A recent study that draws heavily on Deschutes County found an “overwhelming consensus” among law enforcement officers that Oregon’s marijuana laws are poorly written and confusing.

As a result, this perception has even led some local officers to stop enforcing marijuana laws altogether, according to the February report by Portland State University researchers Kris Henning and Greg Stewart.

“The laws are too convoluted to comprehend,” one officer wrote in a survey response. “If we as law enforcement can’t easily decipher the laws, how can we expect the citizens to be able to understand them?”

Wrote another: “I have just started treating weed as if it is legal regardless of the amount.”

For their report, titled “Dazed and Confused: Police Experiences Enforcing Oregon’s New Marijuana Laws,” Henning and Stewart surveyed 301 police officers in the second half of 2020. Participants included officers and deputies from four agencies: Bend Police Department, Redmond Police Department, the Deschutes County Sheriff’s Office and the Klamath County Sheriff’s Office.

Among the results:

■ More than 90% of participants felt that the illegal shipment of marijuana out of state had increased in the past three years.

■ More than 90% believe instances of driving under the influence of marijuana had increased for adults and juveniles.

■ More than 60% of respondents felt Oregon’s marijuana laws make it difficult to determine if someone has broken the law.

In 2014, Oregon voters approved Measure 91, legalizing recreational use of marijuana for people 21 and older.
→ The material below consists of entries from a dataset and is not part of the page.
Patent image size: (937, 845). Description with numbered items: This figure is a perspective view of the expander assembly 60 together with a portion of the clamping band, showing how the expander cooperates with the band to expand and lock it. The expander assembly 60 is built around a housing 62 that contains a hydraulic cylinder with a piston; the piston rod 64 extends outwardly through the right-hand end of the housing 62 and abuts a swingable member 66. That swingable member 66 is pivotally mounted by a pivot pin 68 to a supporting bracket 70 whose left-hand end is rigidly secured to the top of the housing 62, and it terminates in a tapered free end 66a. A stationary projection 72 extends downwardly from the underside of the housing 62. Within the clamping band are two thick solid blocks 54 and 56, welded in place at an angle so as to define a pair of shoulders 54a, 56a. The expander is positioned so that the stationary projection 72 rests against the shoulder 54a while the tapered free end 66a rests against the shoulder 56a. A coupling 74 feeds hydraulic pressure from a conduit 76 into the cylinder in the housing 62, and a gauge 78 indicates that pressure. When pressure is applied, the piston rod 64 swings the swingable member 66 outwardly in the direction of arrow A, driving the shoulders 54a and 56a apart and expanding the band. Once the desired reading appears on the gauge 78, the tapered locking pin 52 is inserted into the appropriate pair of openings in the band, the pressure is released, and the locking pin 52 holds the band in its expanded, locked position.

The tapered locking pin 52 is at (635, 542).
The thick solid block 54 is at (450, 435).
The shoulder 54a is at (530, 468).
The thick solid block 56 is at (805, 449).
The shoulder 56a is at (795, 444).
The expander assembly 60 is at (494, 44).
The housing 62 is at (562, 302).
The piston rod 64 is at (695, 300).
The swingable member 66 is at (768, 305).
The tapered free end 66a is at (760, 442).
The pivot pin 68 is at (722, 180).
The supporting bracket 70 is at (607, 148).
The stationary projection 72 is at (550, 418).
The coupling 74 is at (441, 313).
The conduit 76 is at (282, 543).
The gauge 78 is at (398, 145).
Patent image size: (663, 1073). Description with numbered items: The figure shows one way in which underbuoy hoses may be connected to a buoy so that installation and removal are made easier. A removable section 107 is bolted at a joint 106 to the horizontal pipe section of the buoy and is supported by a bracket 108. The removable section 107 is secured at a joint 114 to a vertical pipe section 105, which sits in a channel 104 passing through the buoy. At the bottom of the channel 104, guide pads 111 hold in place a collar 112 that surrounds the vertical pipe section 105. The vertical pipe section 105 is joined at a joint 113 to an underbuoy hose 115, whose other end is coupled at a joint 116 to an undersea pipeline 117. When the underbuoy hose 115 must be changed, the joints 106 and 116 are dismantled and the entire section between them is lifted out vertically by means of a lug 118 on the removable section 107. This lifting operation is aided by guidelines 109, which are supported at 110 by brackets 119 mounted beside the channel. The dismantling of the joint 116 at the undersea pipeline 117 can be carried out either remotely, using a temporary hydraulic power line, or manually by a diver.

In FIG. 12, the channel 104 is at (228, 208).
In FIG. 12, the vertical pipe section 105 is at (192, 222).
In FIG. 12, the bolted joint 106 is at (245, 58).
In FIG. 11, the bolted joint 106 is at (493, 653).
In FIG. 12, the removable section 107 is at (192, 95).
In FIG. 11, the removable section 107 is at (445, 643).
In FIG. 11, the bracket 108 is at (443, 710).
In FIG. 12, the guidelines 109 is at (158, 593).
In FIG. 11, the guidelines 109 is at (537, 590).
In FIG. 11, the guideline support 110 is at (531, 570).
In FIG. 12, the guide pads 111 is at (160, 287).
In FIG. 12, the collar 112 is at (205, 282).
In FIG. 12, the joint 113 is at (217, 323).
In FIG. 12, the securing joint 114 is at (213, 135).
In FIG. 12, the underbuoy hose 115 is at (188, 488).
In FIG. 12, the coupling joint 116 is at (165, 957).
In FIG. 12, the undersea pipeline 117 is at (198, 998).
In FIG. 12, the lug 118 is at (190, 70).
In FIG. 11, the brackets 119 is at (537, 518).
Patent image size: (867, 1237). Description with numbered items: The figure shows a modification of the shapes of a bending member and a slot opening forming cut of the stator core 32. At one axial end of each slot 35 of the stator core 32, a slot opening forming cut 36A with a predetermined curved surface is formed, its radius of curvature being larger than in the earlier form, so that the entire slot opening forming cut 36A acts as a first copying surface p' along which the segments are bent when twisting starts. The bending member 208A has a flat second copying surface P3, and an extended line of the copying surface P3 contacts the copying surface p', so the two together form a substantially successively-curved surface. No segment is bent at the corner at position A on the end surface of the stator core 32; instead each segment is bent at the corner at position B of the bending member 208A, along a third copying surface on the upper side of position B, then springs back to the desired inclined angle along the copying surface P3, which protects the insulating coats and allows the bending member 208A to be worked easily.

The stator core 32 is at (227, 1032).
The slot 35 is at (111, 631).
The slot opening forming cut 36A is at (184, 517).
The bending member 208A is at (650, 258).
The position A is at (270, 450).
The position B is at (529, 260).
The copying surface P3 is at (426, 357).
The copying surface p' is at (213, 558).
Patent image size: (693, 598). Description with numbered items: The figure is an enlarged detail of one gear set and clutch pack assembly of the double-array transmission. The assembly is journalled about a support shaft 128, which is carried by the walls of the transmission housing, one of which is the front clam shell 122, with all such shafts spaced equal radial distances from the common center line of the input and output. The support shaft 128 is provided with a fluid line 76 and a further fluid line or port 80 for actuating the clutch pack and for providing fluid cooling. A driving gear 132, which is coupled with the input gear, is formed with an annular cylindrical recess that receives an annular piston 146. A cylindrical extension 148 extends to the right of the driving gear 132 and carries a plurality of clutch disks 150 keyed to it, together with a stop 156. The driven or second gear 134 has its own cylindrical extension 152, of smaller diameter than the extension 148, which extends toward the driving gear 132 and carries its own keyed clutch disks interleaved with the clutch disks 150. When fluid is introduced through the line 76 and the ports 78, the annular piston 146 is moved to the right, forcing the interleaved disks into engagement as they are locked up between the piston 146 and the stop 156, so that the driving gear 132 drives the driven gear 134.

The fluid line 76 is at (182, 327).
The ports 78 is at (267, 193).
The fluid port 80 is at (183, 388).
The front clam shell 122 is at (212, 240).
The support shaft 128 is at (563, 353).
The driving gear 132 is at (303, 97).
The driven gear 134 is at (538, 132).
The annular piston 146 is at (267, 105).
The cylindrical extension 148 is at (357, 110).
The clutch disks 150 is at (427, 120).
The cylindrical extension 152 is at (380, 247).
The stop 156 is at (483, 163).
What followed were a number of major changes to Oregon law in a short period of time. This included the Oregon Liquor Control Commission tightening its licensing guidelines in 2018. The next year, the Legislature afforded the agency more authority to restrict marijuana production licenses.

Today, there are six areas where marijuana offenses are still charged, though the offending amounts differ from those prior to 2014: driving while impaired, the illegal use or possession of marijuana and the illegal growing, processing or distribution of marijuana.

In response to open-ended questions in the PSU study, 3 of 4 officers mentioned confusion in understanding the laws. Many officers expressed a feeling they’d been intentionally written to be vague so officers would eventually give up on enforcement.

Officers surveyed spoke to confusion about enforcement of medical vs. recreational cannabis laws. They also discussed a difficulty determining if a person possessed an illegal amount of a drug, or in determining if it was purchased from a licensed retailer. Many officers noted a breakdown in cooperation with state agencies that regulate cannabis, notably the OLCC, the Oregon Health Administration and the Oregon Department of Agriculture.

This lack of clear understanding often manifests in roadside contacts between officers and members of the public, according to the study. Officers said it can be difficult determining the authenticity of documentation showing a person is in lawful possession of large amounts of marijuana. They also reported a near-impossibility in determining if a driver in Oregon with large amounts of marijuana is heading out of state.

“Offenders often claim the product is hemp rather than marijuana which also makes it difficult to determine what the product is,” one officer wrote.